I don’t pay much attention to #X these days, having abandoned it a while back, but things like basically gutting the “block” function make me wonder what the strategy is here, or if there is one. I don’t think this solves a real problem in a way that will make the service better for users.

That’s the problem. I can’t think of a single thing Elon Musk has done that actually improved #Twitter. Not one thing.

Lax moderation and a UX polluted with upsells and junk might get them more money short-term and make it more fun for right-wing trolls, but as far as practical-minded product decisions that took Twitter to the next level, everything Musk has done so far isn’t just off-putting, it’s weird. Bad products aren’t good long-term bets. Especially not a product that (1) already doesn’t make money, (2) has a deeply entrenched reputation for being bad, and (3) is facing an ever-broadening array of less-bad competitors.

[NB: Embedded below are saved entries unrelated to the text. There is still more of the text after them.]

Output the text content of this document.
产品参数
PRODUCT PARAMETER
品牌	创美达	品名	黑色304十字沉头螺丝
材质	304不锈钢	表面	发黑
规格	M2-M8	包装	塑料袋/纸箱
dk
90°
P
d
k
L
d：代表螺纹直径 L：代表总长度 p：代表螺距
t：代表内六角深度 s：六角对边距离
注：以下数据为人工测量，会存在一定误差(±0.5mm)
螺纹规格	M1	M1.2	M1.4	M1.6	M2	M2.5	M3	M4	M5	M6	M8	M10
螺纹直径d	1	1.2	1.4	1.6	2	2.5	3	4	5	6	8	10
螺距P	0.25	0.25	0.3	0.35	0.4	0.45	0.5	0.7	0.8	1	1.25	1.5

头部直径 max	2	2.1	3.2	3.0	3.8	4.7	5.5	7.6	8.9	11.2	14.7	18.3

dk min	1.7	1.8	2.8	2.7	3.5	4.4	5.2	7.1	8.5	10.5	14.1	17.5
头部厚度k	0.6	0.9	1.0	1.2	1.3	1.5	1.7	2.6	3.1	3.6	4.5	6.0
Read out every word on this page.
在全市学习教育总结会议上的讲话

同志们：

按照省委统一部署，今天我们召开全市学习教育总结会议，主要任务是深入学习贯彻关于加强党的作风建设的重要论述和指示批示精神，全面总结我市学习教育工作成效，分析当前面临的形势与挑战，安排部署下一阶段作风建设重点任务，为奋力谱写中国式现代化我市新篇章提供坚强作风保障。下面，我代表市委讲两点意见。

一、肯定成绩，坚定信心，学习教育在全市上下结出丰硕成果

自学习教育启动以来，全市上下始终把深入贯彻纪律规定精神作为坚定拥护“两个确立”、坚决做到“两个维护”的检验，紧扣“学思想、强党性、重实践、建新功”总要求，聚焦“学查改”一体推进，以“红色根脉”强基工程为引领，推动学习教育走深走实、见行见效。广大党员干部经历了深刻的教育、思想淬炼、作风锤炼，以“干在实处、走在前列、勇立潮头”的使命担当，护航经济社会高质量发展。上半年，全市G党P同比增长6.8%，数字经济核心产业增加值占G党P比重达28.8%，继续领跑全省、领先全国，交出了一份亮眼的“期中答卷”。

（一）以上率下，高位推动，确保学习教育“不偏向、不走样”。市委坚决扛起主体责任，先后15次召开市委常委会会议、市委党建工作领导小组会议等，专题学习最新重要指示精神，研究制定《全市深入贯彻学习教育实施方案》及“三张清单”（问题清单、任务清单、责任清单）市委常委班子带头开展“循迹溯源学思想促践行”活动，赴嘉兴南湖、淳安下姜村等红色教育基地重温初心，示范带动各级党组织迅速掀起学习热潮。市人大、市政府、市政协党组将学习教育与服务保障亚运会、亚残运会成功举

There is no way he’s getting his $44 billion back with X in this shape.

Quad-bomb

If you’re watching Four Seasons on Netflix and you get to the part where they’re playing frisbee on the quad or whatever it’s supposed to be, that’s the shot I almost photobombed on the way to lunch today.

Keep it simple

An attitude I’m seeing a lot of, in the wake of the Mullenweg/WP Engine drama, is “ditch #WordPress and replace it with [whatever static site generator is currently trendy].”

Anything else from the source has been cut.